Challenges remain. Financing costs are still elevated, interest rate markets aren’t signalling a return to ultra-cheap borrowing, economic growth remains fragile, consumer confidence is subdued, and trade concerns, including renewed uncertainty surrounding CUSMA have resurfaced. Meanwhile, discussions about condo bailouts in markets such as Vancouver highlight the financial strain affecting parts of Canada’s housing sector.

None of this suggests the GTA housing market is headed for a collapse. However, it does indicate that any sustained price recovery still faces meaningful headwinds. Buyers will likely need stronger income growth, lower borrowing costs, and greater confidence in the economy before prices begin climbing in a meaningful way. For now, many still see value in waiting.

During June, detached homes accounted for 3,256 sales with an average selling price of approximately $1.36 million. Semi-detached homes recorded 617 sales at roughly $1.04 million, while townhouses saw 1,082 sales averaging about $845,000. Condominium apartments generated 1,714 sales at an average price of approximately $631,000.

The condominium sector continues to sit at the centre of many of today’s market challenges. Investor expectations, new project completions, resale inventory, rental assumptions, carrying costs, and buyer confidence are all colliding in this segment. In many cases, sellers are discovering that the prices buyers are willing to pay simply don’t match expectations formed during the boom years.

Market conditions will also vary depending on property type and location. Some neighbourhoods will experience improving demand while others continue to struggle. Some listings will attract strong interest, while others remain unsold for extended periods.

The best strategy isn’t to wait indefinitely, nor is it to jump into the market simply because sales improved in one month. Focus on recent comparable sales rather than asking prices. Negotiate aggressively when listings have lingered on the market. Move quickly when a property is already priced appropriately.

Today’s buyers are very different from those who dominated the market in 2021. They’re more informed, more cautious, and far less willing to overpay. They’ve witnessed price declines, investor losses, and a market where patience has consistently produced better opportunities.

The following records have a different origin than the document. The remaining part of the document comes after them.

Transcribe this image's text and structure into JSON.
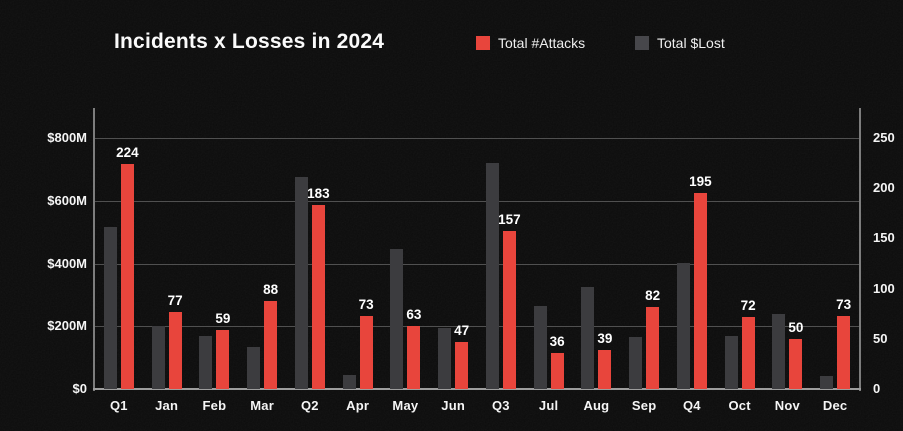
{
  "title": "Incidents x Losses in 2024",
  "legend": {
    "items": [
      {
        "id": "attacks",
        "label": "Total #Attacks",
        "color": "#e8453c"
      },
      {
        "id": "lost",
        "label": "Total $Lost",
        "color": "#47474b"
      }
    ]
  },
  "colors": {
    "background": "#0c0c0c",
    "attacks_red": "#e8453c",
    "lost_gray": "#3c3c3f",
    "gridline": "#505050",
    "axis_line": "#9d9d9d",
    "text": "#f5f5f5"
  },
  "chart_data": {
    "type": "bar",
    "title": "Incidents x Losses in 2024",
    "categories": [
      "Q1",
      "Jan",
      "Feb",
      "Mar",
      "Q2",
      "Apr",
      "May",
      "Jun",
      "Q3",
      "Jul",
      "Aug",
      "Sep",
      "Q4",
      "Oct",
      "Nov",
      "Dec"
    ],
    "series": [
      {
        "name": "Total $Lost",
        "axis": "left",
        "color": "#3c3c3f",
        "data_labels": false,
        "values": [
          515,
          200,
          170,
          135,
          675,
          45,
          445,
          195,
          720,
          265,
          325,
          165,
          400,
          170,
          240,
          40
        ]
      },
      {
        "name": "Total #Attacks",
        "axis": "right",
        "color": "#e8453c",
        "data_labels": true,
        "values": [
          224,
          77,
          59,
          88,
          183,
          73,
          63,
          47,
          157,
          36,
          39,
          82,
          195,
          72,
          50,
          73
        ]
      }
    ],
    "left_axis": {
      "min": 0,
      "max": 800,
      "ticks": [
        {
          "label": "$800M",
          "value": 800
        },
        {
          "label": "$600M",
          "value": 600
        },
        {
          "label": "$400M",
          "value": 400
        },
        {
          "label": "$200M",
          "value": 200
        },
        {
          "label": "$0",
          "value": 0
        }
      ]
    },
    "right_axis": {
      "min": 0,
      "max": 250,
      "ticks": [
        {
          "label": "250",
          "value": 250
        },
        {
          "label": "200",
          "value": 200
        },
        {
          "label": "150",
          "value": 150
        },
        {
          "label": "100",
          "value": 100
        },
        {
          "label": "50",
          "value": 50
        },
        {
          "label": "0",
          "value": 0
        }
      ]
    },
    "grid": true,
    "legend_position": "top"
  }
}
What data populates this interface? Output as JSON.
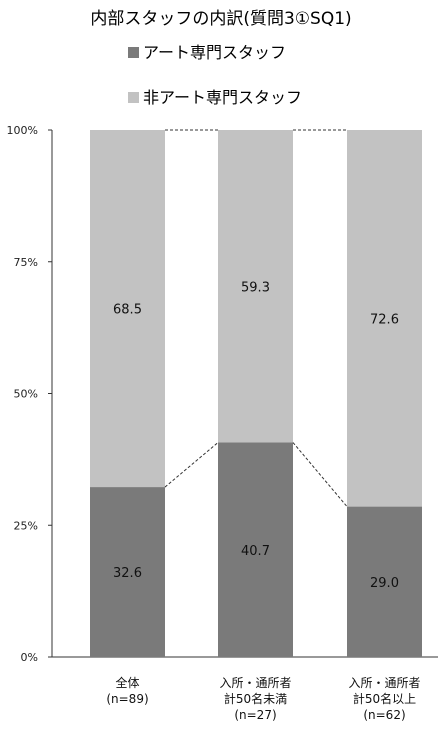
{
  "chart_data": {
    "type": "bar",
    "stacked": "100%",
    "title": "内部スタッフの内訳(質問3①SQ1)",
    "categories": [
      [
        "全体",
        "(n=89)"
      ],
      [
        "入所・通所者",
        "計50名未満",
        "(n=27)"
      ],
      [
        "入所・通所者",
        "計50名以上",
        "(n=62)"
      ]
    ],
    "series": [
      {
        "name": "アート専門スタッフ",
        "color": "#7a7a7a",
        "values": [
          32.6,
          40.7,
          29.0
        ],
        "labels": [
          "32.6",
          "40.7",
          "29.0"
        ]
      },
      {
        "name": "非アート専門スタッフ",
        "color": "#c2c2c2",
        "values": [
          68.5,
          59.3,
          72.6
        ],
        "labels": [
          "68.5",
          "59.3",
          "72.6"
        ]
      }
    ],
    "yticks": [
      "0%",
      "25%",
      "50%",
      "75%",
      "100%"
    ],
    "ylim": [
      0,
      100
    ],
    "legend": "top-left",
    "connector_lines": true
  }
}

Sellers who have adjusted to today’s financing realities are finding buyers. Those still pricing their homes based on yesterday’s market are often waiting much longer to sell. June’s figures suggest realistic sellers have a better chance of completing a transaction.

Overall, the buyers’ market remains intact. Sales improved, new listings declined, and active inventory was lower than a year ago. Yet prices continued to trail last year’s levels, condominium weakness persisted, and borrowing costs remained elevated.

Rather than declaring that a full recovery has arrived, the more accurate conclusion is that the GTA buyers’ market continues to move forward at a measured pace and for many buyers, that’s still working in their favour.